Des véhicules légers et polyvalents se développent, ils prennent des formes multiples qui flirtent parfois avec les mobilités douces ou les micromobilités. Les rues se remplissent de tuk-tuk, de vélo-cargo, de side-cars et de microcitadines. Ces nouveaux véhicules sont adaptés à leurs usages. Selon leurs besoins, les familles en possèdent plusieurs et ils sont utilisés « en commun » par des groupes d’amis ou de voisins.

La baisse du poids de ces véhicules entraîne mécaniquement une baisse des besoins en énergie. Les véhicules s’équipent de motorisations hybrides innovantes grâce aux panneaux solaires ou en utilisant des biocarburants.

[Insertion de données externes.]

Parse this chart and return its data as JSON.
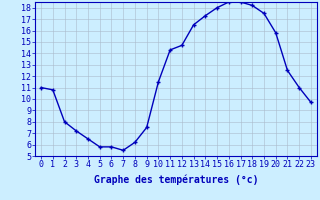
{
  "hours": [
    0,
    1,
    2,
    3,
    4,
    5,
    6,
    7,
    8,
    9,
    10,
    11,
    12,
    13,
    14,
    15,
    16,
    17,
    18,
    19,
    20,
    21,
    22,
    23
  ],
  "temperatures": [
    11.0,
    10.8,
    8.0,
    7.2,
    6.5,
    5.8,
    5.8,
    5.5,
    6.2,
    7.5,
    11.5,
    14.3,
    14.7,
    16.5,
    17.3,
    18.0,
    18.5,
    18.5,
    18.2,
    17.5,
    15.8,
    12.5,
    11.0,
    9.7
  ],
  "line_color": "#0000bb",
  "marker": "+",
  "bg_color": "#cceeff",
  "grid_color": "#aabbcc",
  "xlabel": "Graphe des températures (°c)",
  "ylim": [
    5,
    18.5
  ],
  "xlim": [
    -0.5,
    23.5
  ],
  "yticks": [
    5,
    6,
    7,
    8,
    9,
    10,
    11,
    12,
    13,
    14,
    15,
    16,
    17,
    18
  ],
  "xticks": [
    0,
    1,
    2,
    3,
    4,
    5,
    6,
    7,
    8,
    9,
    10,
    11,
    12,
    13,
    14,
    15,
    16,
    17,
    18,
    19,
    20,
    21,
    22,
    23
  ],
  "axis_color": "#0000bb",
  "tick_color": "#0000bb",
  "xlabel_fontsize": 7,
  "tick_fontsize": 6,
  "linewidth": 1.0,
  "markersize": 3,
  "markeredgewidth": 1.0
}
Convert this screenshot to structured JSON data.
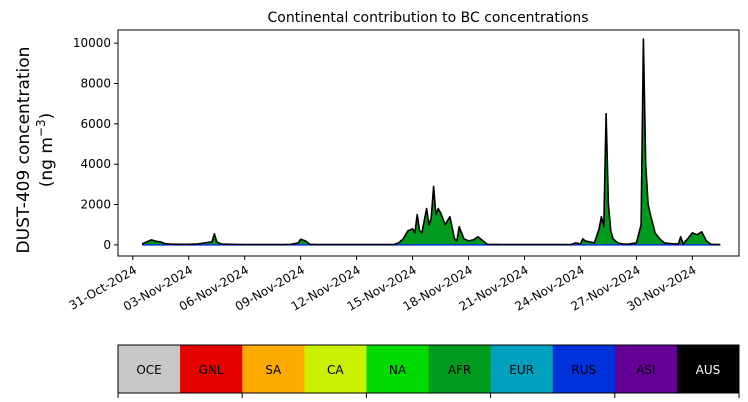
{
  "chart_data": {
    "type": "area",
    "title": "Continental contribution to BC concentrations",
    "ylabel_line1": "DUST-409 concentration",
    "ylabel_line2_prefix": "(ng m",
    "ylabel_line2_sup": "−3",
    "ylabel_line2_suffix": ")",
    "ylim": [
      -550,
      10650
    ],
    "yticks": [
      0,
      2000,
      4000,
      6000,
      8000,
      10000
    ],
    "xlim": [
      "2024-10-30T05:00",
      "2024-12-02T12:00"
    ],
    "xticks": [
      "2024-10-31",
      "2024-11-03",
      "2024-11-06",
      "2024-11-09",
      "2024-11-12",
      "2024-11-15",
      "2024-11-18",
      "2024-11-21",
      "2024-11-24",
      "2024-11-27",
      "2024-11-30"
    ],
    "xtick_labels": [
      "31-Oct-2024",
      "03-Nov-2024",
      "06-Nov-2024",
      "09-Nov-2024",
      "12-Nov-2024",
      "15-Nov-2024",
      "18-Nov-2024",
      "21-Nov-2024",
      "24-Nov-2024",
      "27-Nov-2024",
      "30-Nov-2024"
    ],
    "grid": false,
    "total": {
      "x": [
        "2024-10-31T12:00",
        "2024-11-01T00:00",
        "2024-11-01T06:00",
        "2024-11-01T12:00",
        "2024-11-01T18:00",
        "2024-11-02T00:00",
        "2024-11-02T12:00",
        "2024-11-03T00:00",
        "2024-11-03T12:00",
        "2024-11-04T00:00",
        "2024-11-04T06:00",
        "2024-11-04T09:00",
        "2024-11-04T12:00",
        "2024-11-04T18:00",
        "2024-11-05T06:00",
        "2024-11-06T00:00",
        "2024-11-07T00:00",
        "2024-11-08T00:00",
        "2024-11-08T12:00",
        "2024-11-08T21:00",
        "2024-11-09T00:00",
        "2024-11-09T06:00",
        "2024-11-09T12:00",
        "2024-11-10T00:00",
        "2024-11-11T00:00",
        "2024-11-12T00:00",
        "2024-11-13T00:00",
        "2024-11-14T00:00",
        "2024-11-14T06:00",
        "2024-11-14T12:00",
        "2024-11-14T18:00",
        "2024-11-15T00:00",
        "2024-11-15T03:00",
        "2024-11-15T06:00",
        "2024-11-15T09:00",
        "2024-11-15T12:00",
        "2024-11-15T18:00",
        "2024-11-15T21:00",
        "2024-11-16T00:00",
        "2024-11-16T03:00",
        "2024-11-16T06:00",
        "2024-11-16T09:00",
        "2024-11-16T12:00",
        "2024-11-16T18:00",
        "2024-11-17T00:00",
        "2024-11-17T06:00",
        "2024-11-17T09:00",
        "2024-11-17T12:00",
        "2024-11-17T18:00",
        "2024-11-18T00:00",
        "2024-11-18T06:00",
        "2024-11-18T12:00",
        "2024-11-19T00:00",
        "2024-11-20T00:00",
        "2024-11-21T00:00",
        "2024-11-22T00:00",
        "2024-11-23T00:00",
        "2024-11-23T12:00",
        "2024-11-23T18:00",
        "2024-11-24T00:00",
        "2024-11-24T03:00",
        "2024-11-24T06:00",
        "2024-11-24T12:00",
        "2024-11-24T18:00",
        "2024-11-25T00:00",
        "2024-11-25T03:00",
        "2024-11-25T06:00",
        "2024-11-25T09:00",
        "2024-11-25T12:00",
        "2024-11-25T15:00",
        "2024-11-25T18:00",
        "2024-11-25T21:00",
        "2024-11-26T00:00",
        "2024-11-26T06:00",
        "2024-11-26T12:00",
        "2024-11-27T00:00",
        "2024-11-27T06:00",
        "2024-11-27T09:00",
        "2024-11-27T12:00",
        "2024-11-27T15:00",
        "2024-11-27T18:00",
        "2024-11-28T00:00",
        "2024-11-28T06:00",
        "2024-11-28T12:00",
        "2024-11-29T00:00",
        "2024-11-29T06:00",
        "2024-11-29T09:00",
        "2024-11-29T12:00",
        "2024-11-29T18:00",
        "2024-11-30T00:00",
        "2024-11-30T06:00",
        "2024-11-30T12:00",
        "2024-11-30T18:00",
        "2024-12-01T00:00",
        "2024-12-01T12:00"
      ],
      "values": [
        50,
        250,
        180,
        150,
        60,
        40,
        30,
        30,
        50,
        120,
        150,
        550,
        150,
        40,
        30,
        20,
        20,
        20,
        30,
        100,
        280,
        200,
        30,
        20,
        20,
        20,
        20,
        20,
        100,
        300,
        700,
        800,
        600,
        1500,
        700,
        600,
        1800,
        1000,
        1300,
        2900,
        1500,
        1800,
        1600,
        1000,
        1400,
        300,
        200,
        900,
        300,
        200,
        250,
        400,
        30,
        20,
        20,
        20,
        20,
        20,
        100,
        50,
        300,
        200,
        150,
        100,
        800,
        1400,
        900,
        6500,
        2000,
        700,
        300,
        200,
        100,
        50,
        30,
        100,
        1000,
        10200,
        4000,
        2000,
        1500,
        600,
        300,
        100,
        50,
        50,
        400,
        50,
        300,
        600,
        500,
        650,
        200,
        30,
        20
      ]
    },
    "series": [
      {
        "name": "OCE",
        "color": "#c8c8c8"
      },
      {
        "name": "GNL",
        "color": "#e60000"
      },
      {
        "name": "SA",
        "color": "#ffaa00"
      },
      {
        "name": "CA",
        "color": "#c8f000"
      },
      {
        "name": "NA",
        "color": "#00dc00"
      },
      {
        "name": "AFR",
        "color": "#009b1e"
      },
      {
        "name": "EUR",
        "color": "#00a0be"
      },
      {
        "name": "RUS",
        "color": "#0032dc"
      },
      {
        "name": "ASI",
        "color": "#640096"
      },
      {
        "name": "AUS",
        "color": "#000000"
      }
    ],
    "legend_text_colors": [
      "#000000",
      "#000000",
      "#000000",
      "#000000",
      "#000000",
      "#000000",
      "#000000",
      "#000000",
      "#000000",
      "#ffffff"
    ],
    "fill_color": "#009b1e",
    "line_color": "#000000",
    "base_line_color": "#0032dc"
  }
}
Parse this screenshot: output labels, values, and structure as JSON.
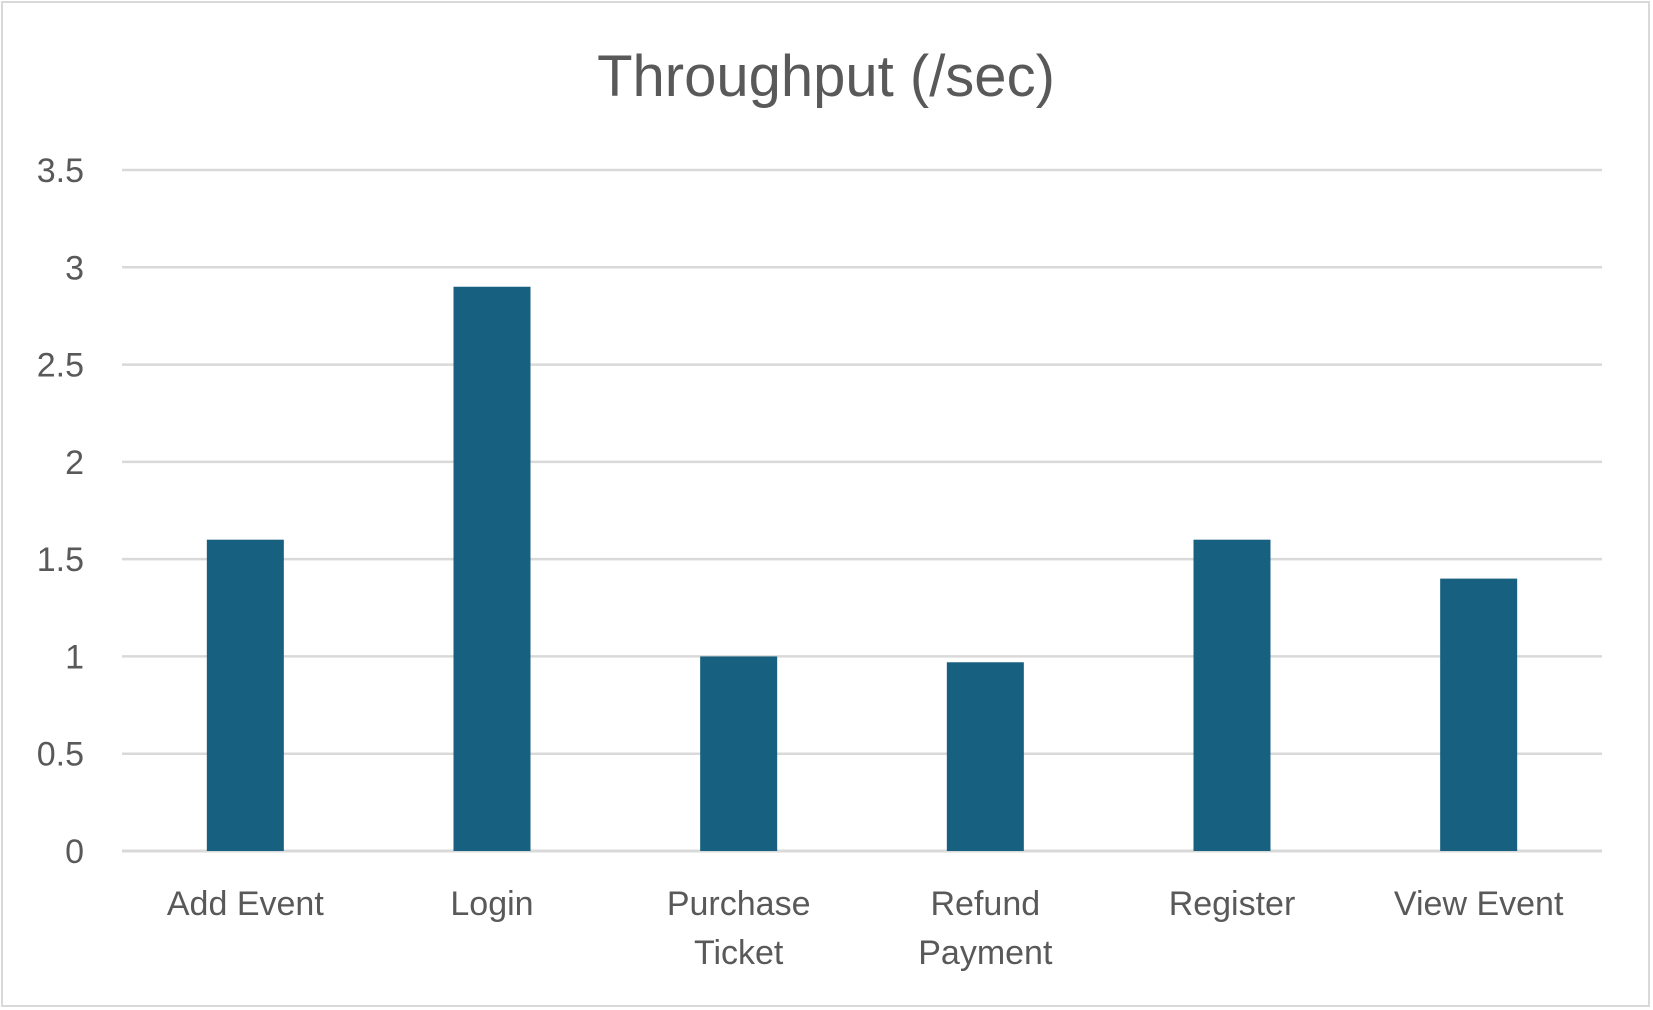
{
  "chart_data": {
    "type": "bar",
    "title": "Throughput (/sec)",
    "xlabel": "",
    "ylabel": "",
    "categories": [
      "Add Event",
      "Login",
      "Purchase Ticket",
      "Refund Payment",
      "Register",
      "View Event"
    ],
    "category_lines": [
      [
        "Add Event"
      ],
      [
        "Login"
      ],
      [
        "Purchase",
        "Ticket"
      ],
      [
        "Refund",
        "Payment"
      ],
      [
        "Register"
      ],
      [
        "View Event"
      ]
    ],
    "values": [
      1.6,
      2.9,
      1.0,
      0.97,
      1.6,
      1.4
    ],
    "ylim": [
      0,
      3.5
    ],
    "yticks": [
      "0",
      "0.5",
      "1",
      "1.5",
      "2",
      "2.5",
      "3",
      "3.5"
    ],
    "grid": true,
    "legend": "none",
    "colors": {
      "bar": "#17607f",
      "grid": "#d9d9d9",
      "text": "#595959"
    }
  }
}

Les voies navigables comme les fleuves et les canaux sont de plus en plus utilisées pour les déplacements du quotidien et pour le transport de fret.

La logistique urbaine et les problématiques de livraison du dernier kilomètre progressent vite à mesure que se développe un réseau d’ateliers-recycleries et de petits entrepôts. C’est le retour de la petite industrie en ville et de l’économie circulaire. En effet, d’énormes progrès en réemploi et en recyclage des matériaux rares ont permis de mieux valoriser les déchets au niveau local.

Ainsi, loin d’être entravées, les nouvelles mobilités s’avèrent riches et créatives.